Additionally, Harris reported that these talks to separately define the arts and humanities so that the two will not be lumped together under the same requirement may happen as soon as next semester through a curriculum committee and faculty input.

The department chairs for these majors are also making changes to increase student interest, mainly through increasing the number of introductory courses and the topics.

“We have a variety of ways for students to enter the major. I think we’re different from a lot of departments in that way,” said David Gellman, professor and chair of the history department. “You can enter the major through a First-Year Seminar, we have lots of entry-level survey classes. Then we also–this is something we’ve done in the past few years–offer some topical historical encounters classes.”

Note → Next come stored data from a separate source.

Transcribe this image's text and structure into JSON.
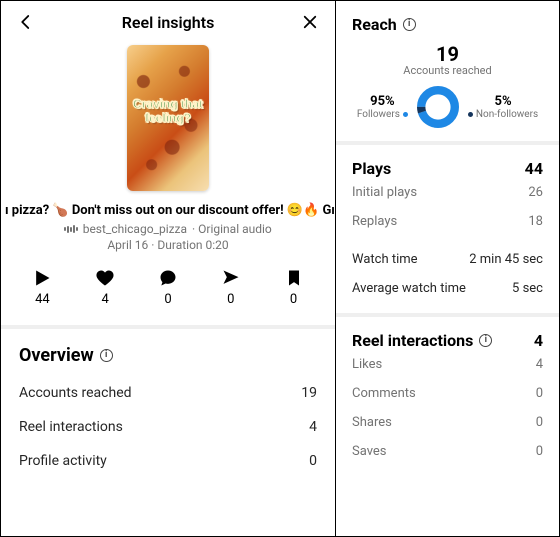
{
  "header": {
    "title": "Reel insights"
  },
  "thumb": {
    "overlay": "Craving that feeling?"
  },
  "caption": "ı pizza? 🍗 Don't miss out on our discount offer! 😊🔥  Gı",
  "audio": {
    "account": "best_chicago_pizza",
    "suffix": " · Original audio"
  },
  "meta": {
    "date": "April 16",
    "duration": "Duration 0:20"
  },
  "stats": {
    "plays": "44",
    "likes": "4",
    "comments": "0",
    "shares": "0",
    "saves": "0"
  },
  "overview": {
    "title": "Overview",
    "rows": {
      "accounts_reached": {
        "label": "Accounts reached",
        "value": "19"
      },
      "reel_interactions": {
        "label": "Reel interactions",
        "value": "4"
      },
      "profile_activity": {
        "label": "Profile activity",
        "value": "0"
      }
    }
  },
  "reach": {
    "title": "Reach",
    "value": "19",
    "sub": "Accounts reached",
    "followers_pct": "95%",
    "followers_label": "Followers",
    "nonfollowers_pct": "5%",
    "nonfollowers_label": "Non-followers"
  },
  "plays": {
    "title": "Plays",
    "total": "44",
    "initial": {
      "label": "Initial plays",
      "value": "26"
    },
    "replays": {
      "label": "Replays",
      "value": "18"
    },
    "watch_time": {
      "label": "Watch time",
      "value": "2 min 45 sec"
    },
    "avg_watch": {
      "label": "Average watch time",
      "value": "5 sec"
    }
  },
  "interactions": {
    "title": "Reel interactions",
    "total": "4",
    "likes": {
      "label": "Likes",
      "value": "4"
    },
    "comments": {
      "label": "Comments",
      "value": "0"
    },
    "shares": {
      "label": "Shares",
      "value": "0"
    },
    "saves": {
      "label": "Saves",
      "value": "0"
    }
  },
  "chart_data": {
    "type": "pie",
    "title": "Accounts reached",
    "series": [
      {
        "name": "Followers",
        "value": 95,
        "color": "#1e88e5"
      },
      {
        "name": "Non-followers",
        "value": 5,
        "color": "#15355c"
      }
    ],
    "center_value": 19
  }
}
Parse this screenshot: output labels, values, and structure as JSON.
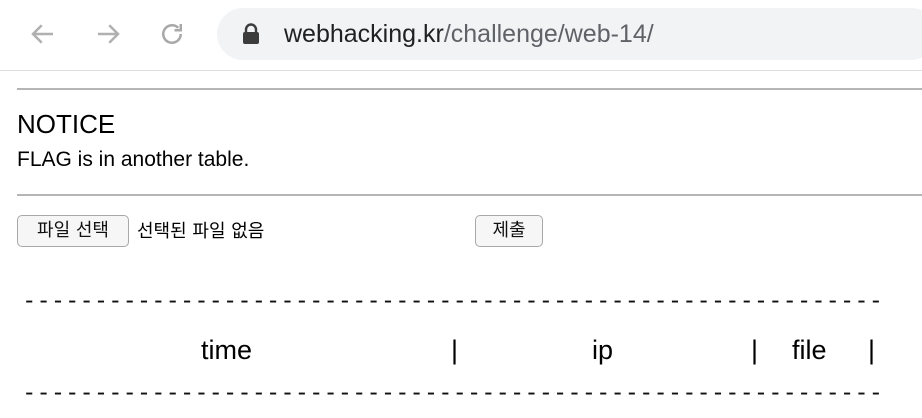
{
  "browser": {
    "url_host": "webhacking.kr",
    "url_path": "/challenge/web-14/",
    "icons": [
      "back-arrow-icon",
      "forward-arrow-icon",
      "reload-icon",
      "lock-icon"
    ]
  },
  "notice": {
    "title": "NOTICE",
    "text": "FLAG is in another table."
  },
  "upload": {
    "choose_file_label": "파일 선택",
    "file_status": "선택된 파일 없음",
    "submit_label": "제출"
  },
  "log_table": {
    "separator_line": "-------------------------------------------------------------------------------",
    "headers": [
      "time",
      "ip",
      "file"
    ],
    "column_separator": "|"
  }
}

Similar changes are being made to the English and philosophy departments.

“We don’t want students to see us as a disadvantage, so we’ve revised our curriculum. It used to be that we only had two 100 level courses in literature and one in writing, so we’ve opened the gates a little wider to try and attract non-majors and undeclared students to the department,”  Brown said. “We call them Reading Literature. We’ve designed these courses specifically with interdisciplinary focus.”

The philosophy department has also attempted to highlight the success of its students. “We also have sheets where we publicize how well students do on the GMAT, on the LSAT, and the GRE, so that people understand that there are concrete benefits,” McKelligan said.

Harris hopes these eventual changes to the curriculum will help students gravitate more towards humanities courses, but in the meantime she hopes that they see the benefit of one of the core experiences of a liberal arts, a term from the Middle Ages that means “little race.”

“So the idea is that you’re running a little race, which is your four years in college, in preparation for the big race, which is the rest of your life,” Harris said, “at DePauw, a small liberal arts college, that curriculum, that little race, teaches you four interpretative frameworks to look at every complex problem in the world.”